The first two include (one) object instantiation. The third uses a (non-synchronised) hash table lookup, the fourth just creates an instance and re-uses it. The last is a simple for-loop over the byte array.
It would be handy to see the generated object code but one can guess that the first vs the rest is the difference between an in-line `foo[x] = foo[x]' and a function call `foo[x] = identity(foo[x])'.
Of course a `memcpy' operation isn't much of a test so with something a little more substantial like Integer.reverse() the overheads are only about 100% - which is still pretty much the "doesn't matter" point in most cases but it's there anyway. Oddly enough the for loop loses out here a little bit but that probably just comes down to different micro-optimisations.
The point of this is to save having to type out yet! another! for! loop! and use lambdas but still retain the performance of using a specialised for-loop. The grand prize would be to re-compile the code for SIMD instructions or HSA or OpenCL - i.e. aparapi. But that requires more than just a bit more effort ;-).
I was hoping that the same technique would be applicable to creating optimised spliterators for use with streams, but with the first approach I tried unfortunately by the time the spliterator gets to see the operator it's been wrapped in so many anonymous inner classes and/or dynamicinvoke handles that the compiler doesn't try or can't inline everything. Bummer I guess.
I guess if expose the spliterator boundaries to the pipeline it could work. Instead of creating a stream of integers it could create a stream of batches or rows, and then some helper 'of()' functions could wrap simple per-item calculations into optimised loop running instances whilst still retaining most of the simplicity of use.

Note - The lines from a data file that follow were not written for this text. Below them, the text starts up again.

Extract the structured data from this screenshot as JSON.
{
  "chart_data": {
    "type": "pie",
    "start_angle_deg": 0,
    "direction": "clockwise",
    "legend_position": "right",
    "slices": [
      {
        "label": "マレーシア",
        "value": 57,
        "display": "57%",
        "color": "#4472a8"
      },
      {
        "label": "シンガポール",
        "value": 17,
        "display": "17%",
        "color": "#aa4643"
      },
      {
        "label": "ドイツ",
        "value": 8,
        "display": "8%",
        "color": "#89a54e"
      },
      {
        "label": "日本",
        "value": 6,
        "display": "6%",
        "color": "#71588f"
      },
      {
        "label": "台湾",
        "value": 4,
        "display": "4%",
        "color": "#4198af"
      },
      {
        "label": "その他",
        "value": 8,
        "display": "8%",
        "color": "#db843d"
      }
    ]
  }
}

thing.rows().map(ByteRow.ofMap((v) -> itemcalc)). ...;
thing.rows().flatMap(ByteRow.ofFlatMap((v) -> itemcalc)). ...;
etc
But i've had enough of this for today. I dunno why i was even on this thing - i had an overly long work week and spent too much time infront of screens as it is. But with a crappy cold day and that sore foot options are limited. Might see if the footy is on, but that channel 7 commentary makes it unbearable.
C?
But just for a ground-check i thought i'd see how C compares. Unfortunately the compiler detects that a bit reverse of a byte will end in zero and optimises it away to a byte-store of 0. Oops. Well i mean it's great that it does that but not really important here. I'm using the same code as in Integer.reverse().
So I changed it to the byte-correct reverse(i)>>24.

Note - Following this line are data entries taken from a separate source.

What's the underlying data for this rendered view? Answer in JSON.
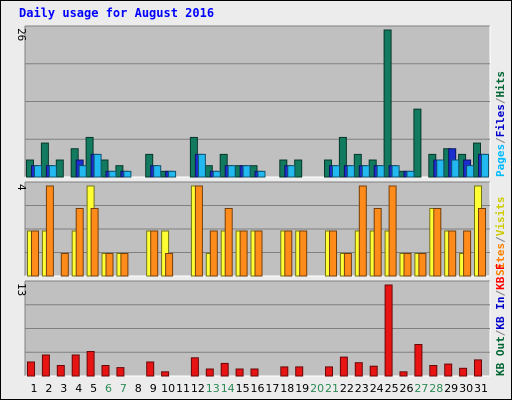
{
  "chart_data": {
    "title": "Daily usage for August 2016",
    "type": "bar",
    "days": [
      "1",
      "2",
      "3",
      "4",
      "5",
      "6",
      "7",
      "8",
      "9",
      "10",
      "11",
      "12",
      "13",
      "14",
      "15",
      "16",
      "17",
      "18",
      "19",
      "20",
      "21",
      "22",
      "23",
      "24",
      "25",
      "26",
      "27",
      "28",
      "29",
      "30",
      "31"
    ],
    "weekend_days": [
      "6",
      "7",
      "13",
      "14",
      "20",
      "21",
      "27",
      "28"
    ],
    "panels": [
      {
        "id": "hits-files-pages",
        "max_label": "26",
        "ymax": 26,
        "legend": [
          {
            "text": "Hits",
            "color": "#006633"
          },
          {
            "text": "/",
            "color": "#808080"
          },
          {
            "text": "Files",
            "color": "#0000cc"
          },
          {
            "text": "/",
            "color": "#808080"
          },
          {
            "text": "Pages",
            "color": "#00bbff"
          }
        ],
        "series": [
          {
            "name": "Hits",
            "color": "#117a5f",
            "values": [
              3,
              6,
              3,
              5,
              7,
              3,
              2,
              0,
              4,
              1,
              0,
              7,
              2,
              4,
              2,
              2,
              0,
              3,
              3,
              0,
              3,
              7,
              4,
              3,
              26,
              1,
              12,
              4,
              5,
              4,
              6
            ]
          },
          {
            "name": "Files",
            "color": "#1c2ed0",
            "values": [
              2,
              2,
              0,
              3,
              4,
              1,
              1,
              0,
              2,
              1,
              0,
              4,
              1,
              2,
              2,
              1,
              0,
              2,
              0,
              0,
              2,
              2,
              2,
              2,
              2,
              1,
              0,
              3,
              5,
              3,
              4
            ]
          },
          {
            "name": "Pages",
            "color": "#22b8f0",
            "values": [
              2,
              2,
              0,
              2,
              4,
              1,
              1,
              0,
              2,
              1,
              0,
              4,
              1,
              2,
              2,
              1,
              0,
              2,
              0,
              0,
              2,
              2,
              2,
              2,
              2,
              1,
              0,
              3,
              3,
              2,
              4
            ]
          }
        ]
      },
      {
        "id": "visits-sites",
        "max_label": "4",
        "ymax": 4,
        "legend": [
          {
            "text": "Visits",
            "color": "#cccc00"
          },
          {
            "text": "/",
            "color": "#808080"
          },
          {
            "text": "Sites",
            "color": "#ff8000"
          }
        ],
        "series": [
          {
            "name": "Visits",
            "color": "#ffff33",
            "values": [
              2,
              2,
              0,
              2,
              4,
              1,
              1,
              0,
              2,
              2,
              0,
              4,
              1,
              2,
              2,
              2,
              0,
              2,
              2,
              0,
              2,
              1,
              2,
              2,
              2,
              1,
              1,
              3,
              2,
              1,
              4
            ]
          },
          {
            "name": "Sites",
            "color": "#ff8c1a",
            "values": [
              2,
              4,
              1,
              3,
              3,
              1,
              1,
              0,
              2,
              1,
              0,
              4,
              2,
              3,
              2,
              2,
              0,
              2,
              2,
              0,
              2,
              1,
              4,
              3,
              4,
              1,
              1,
              3,
              2,
              2,
              3
            ]
          }
        ]
      },
      {
        "id": "kb",
        "max_label": "13",
        "ymax": 13,
        "legend": [
          {
            "text": "KB F",
            "color": "#ff0000"
          },
          {
            "text": "/",
            "color": "#808080"
          },
          {
            "text": "KB In",
            "color": "#0000cc"
          },
          {
            "text": "/",
            "color": "#808080"
          },
          {
            "text": "KB Out",
            "color": "#006633"
          }
        ],
        "series": [
          {
            "name": "KB F",
            "color": "#e81414",
            "values": [
              2,
              3,
              1.5,
              3,
              3.5,
              1.5,
              1.2,
              0,
              2,
              0.6,
              0,
              2.6,
              1,
              1.8,
              1,
              1,
              0,
              1.3,
              1.3,
              0,
              1.3,
              2.7,
              1.9,
              1.4,
              13,
              0.6,
              4.5,
              1.5,
              1.7,
              1.1,
              2.3
            ]
          }
        ]
      }
    ]
  }
}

reverse(i)>>24 ~i (x5 loops)
new ByteRow().forEach 0.151 0.037
for loop 0.147 0.035
C call or forEach 0.118 0.233
C inline 0.08 0.096
So yeah it's slower but only about 2x worst case but in the more realistic case were you're not going to include inline implementations of everything it's only ~30% slower.

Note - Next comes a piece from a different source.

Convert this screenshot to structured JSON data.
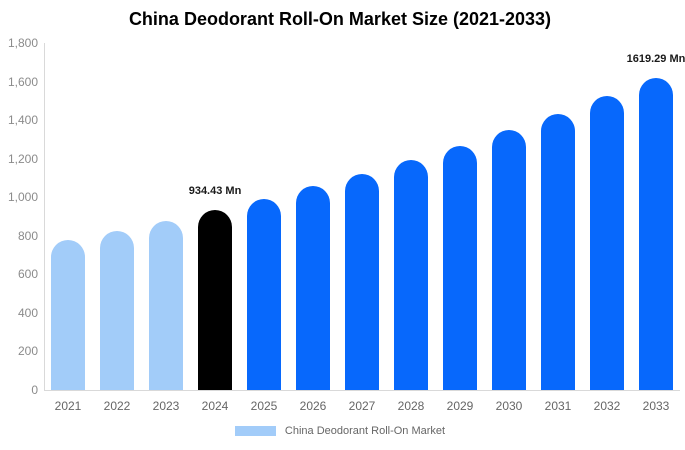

I also tried a 'not' function and here java pounces on gcc, even the in-line case is 3x slower and via a function call is 6x slower. This is just with -O2 and it is not doing any loop unrolling or simdisation. But -O3 doesn't make much difference. Using -O3 and -mtune=native results in no real difference either although it generates a bunch of SIMD code and unrolls the loop a few times.
The gcc generated code looks ok at a glance - not that i care enough about x86 mc to be able to determine the finer details. Maybe it's an alignment thing or something?
It is still a bit surprising if not very important but is enough to demonstrate C doesn't automatically mean best-of-speed.